The NYSE Hi-Lo Index may have made its Master Cycle high yesterday at day 253. However, the Hi-Lo may go higher in the next day or two. Note that the deeper low made on May 23 did not register as strongly as the May 12 low.
VIX futures made a new low at 25.85 this morning and is now “in the zone” for a Master Cycle low. The Cycles Model also shows a possible low-reversal on Thursday. This new low may be the Master Cycle low on day 254. We may know for certain by the end of the week.
TNX futures challenged Intermediate-term resistance at 28.78 this morning, then eased back beneath the line. The Cycles Model suggests the correction may be over and TNX awaits the impulse that may send it through resistance.

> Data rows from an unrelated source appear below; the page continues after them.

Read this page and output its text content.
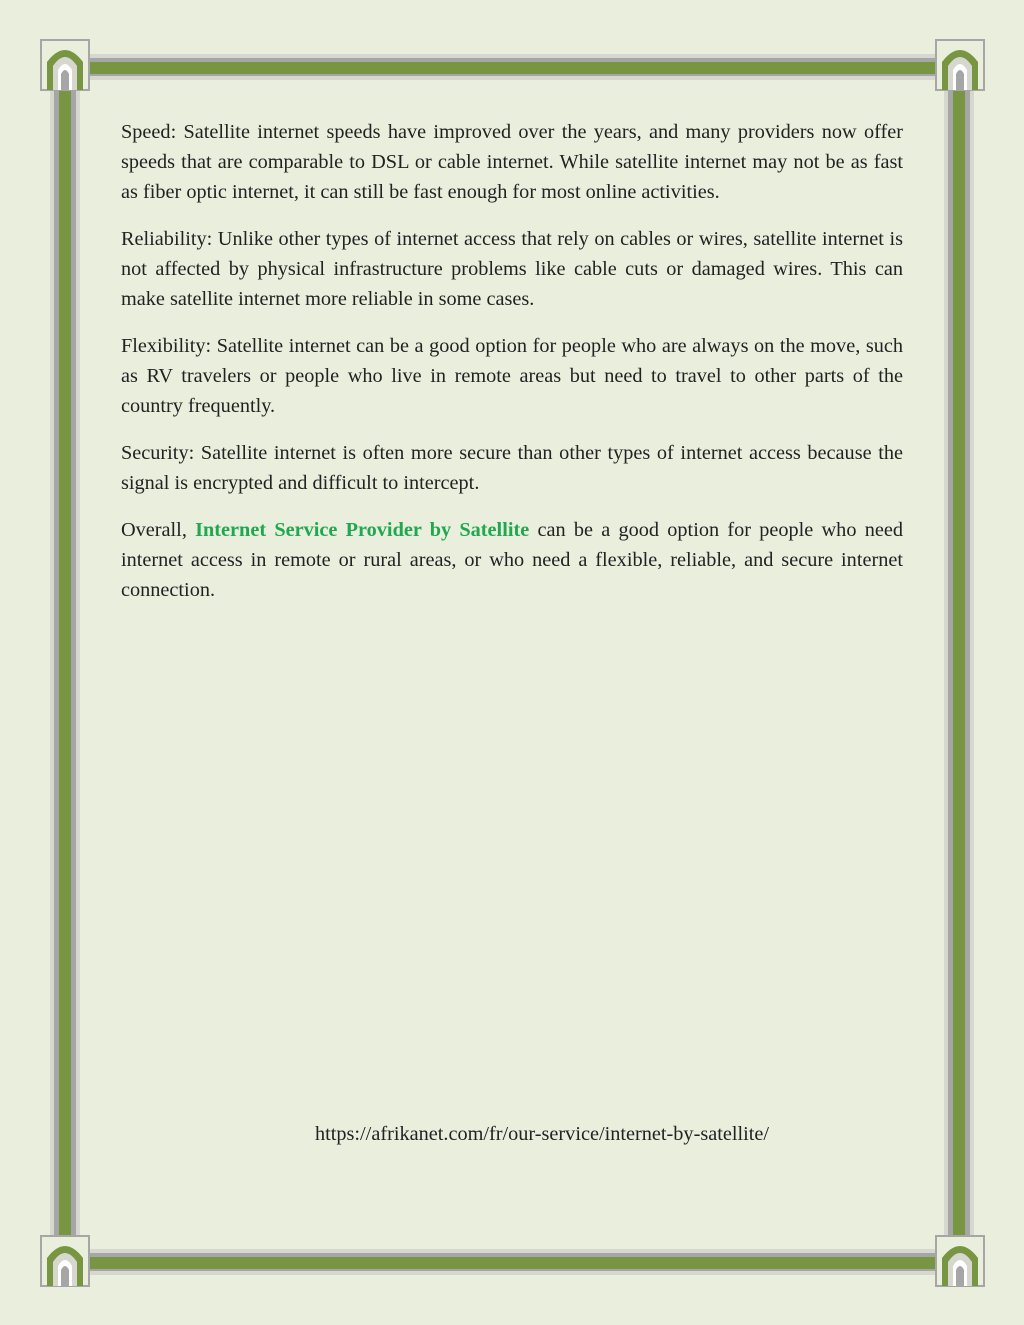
Speed: Satellite internet speeds have improved over the years, and many providers now offer speeds that are comparable to DSL or cable internet. While satellite internet may not be as fast as fiber optic internet, it can still be fast enough for most online activities.

Reliability: Unlike other types of internet access that rely on cables or wires, satellite internet is not affected by physical infrastructure problems like cable cuts or damaged wires. This can make satellite internet more reliable in some cases.

Flexibility: Satellite internet can be a good option for people who are always on the move, such as RV travelers or people who live in remote areas but need to travel to other parts of the country frequently.

Security: Satellite internet is often more secure than other types of internet access because the signal is encrypted and difficult to intercept.

Overall, Internet Service Provider by Satellite can be a good option for people who need internet access in remote or rural areas, or who need a flexible, reliable, and secure internet connection.

https://afrikanet.com/fr/our-service/internet-by-satellite/
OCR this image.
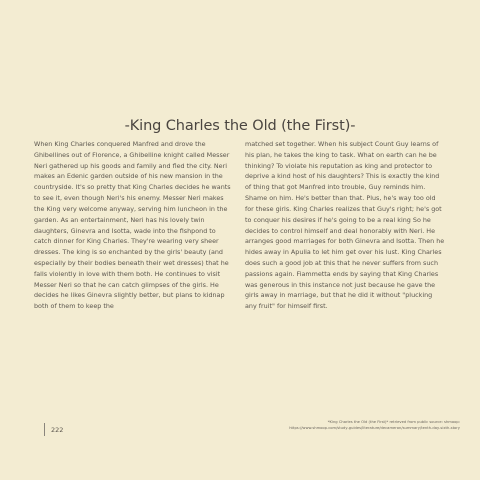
-King Charles the Old (the First)-

When King Charles conquered Manfred and drove the Ghibellines out of Florence, a Ghibelline knight called Messer Neri gathered up his goods and family and fled the city. Neri makes an Edenic garden outside of his new mansion in the countryside. It's so pretty that King Charles decides he wants to see it, even though Neri's his enemy. Messer Neri makes the King very welcome anyway, serving him luncheon in the garden. As an entertainment, Neri has his lovely twin daughters, Ginevra and Isotta, wade into the fishpond to catch dinner for King Charles. They're wearing very sheer dresses. The king is so enchanted by the girls' beauty (and especially by their bodies beneath their wet dresses) that he falls violently in love with them both. He continues to visit Messer Neri so that he can catch glimpses of the girls. He decides he likes Ginevra slightly better, but plans to kidnap both of them to keep the

matched set together. When his subject Count Guy learns of his plan, he takes the king to task. What on earth can he be thinking? To violate his reputation as king and protector to deprive a kind host of his daughters? This is exactly the kind of thing that got Manfred into trouble, Guy reminds him. Shame on him. He's better than that. Plus, he's way too old for these girls. King Charles realizes that Guy's right; he's got to conquer his desires if he's going to be a real king So he decides to control himself and deal honorably with Neri. He arranges good marriages for both Ginevra and Isotta. Then he hides away in Apulia to let him get over his lust. King Charles does such a good job at this that he never suffers from such passions again. Fiammetta ends by saying that King Charles was generous in this instance not just because he gave the girls away in marriage, but that he did it without "plucking any fruit" for himself first.

*King Charles the Old (the First)* retrieved from public source: shmoop:
https://www.shmoop.com/study-guides/literature/decameron/summary/tenth-day-sixth-story
222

ZeroHedge notes, “It appears that not even progressive democrats are dumb enough to believe Biden’s glorious lie that Putin is to blame for the explosive inflation of the past year, best encapsulated by the farce that is this quote…”
USD futures consolidated overnight, remaining within yesterday’s trading range. USD is being supported above the 50-day Moving Average at 101.24, but may beak through soon, as the current Master Cycle may yet decline to mid-June. The trendline and mid-Cycle support at 97.05 may be the target for this decline.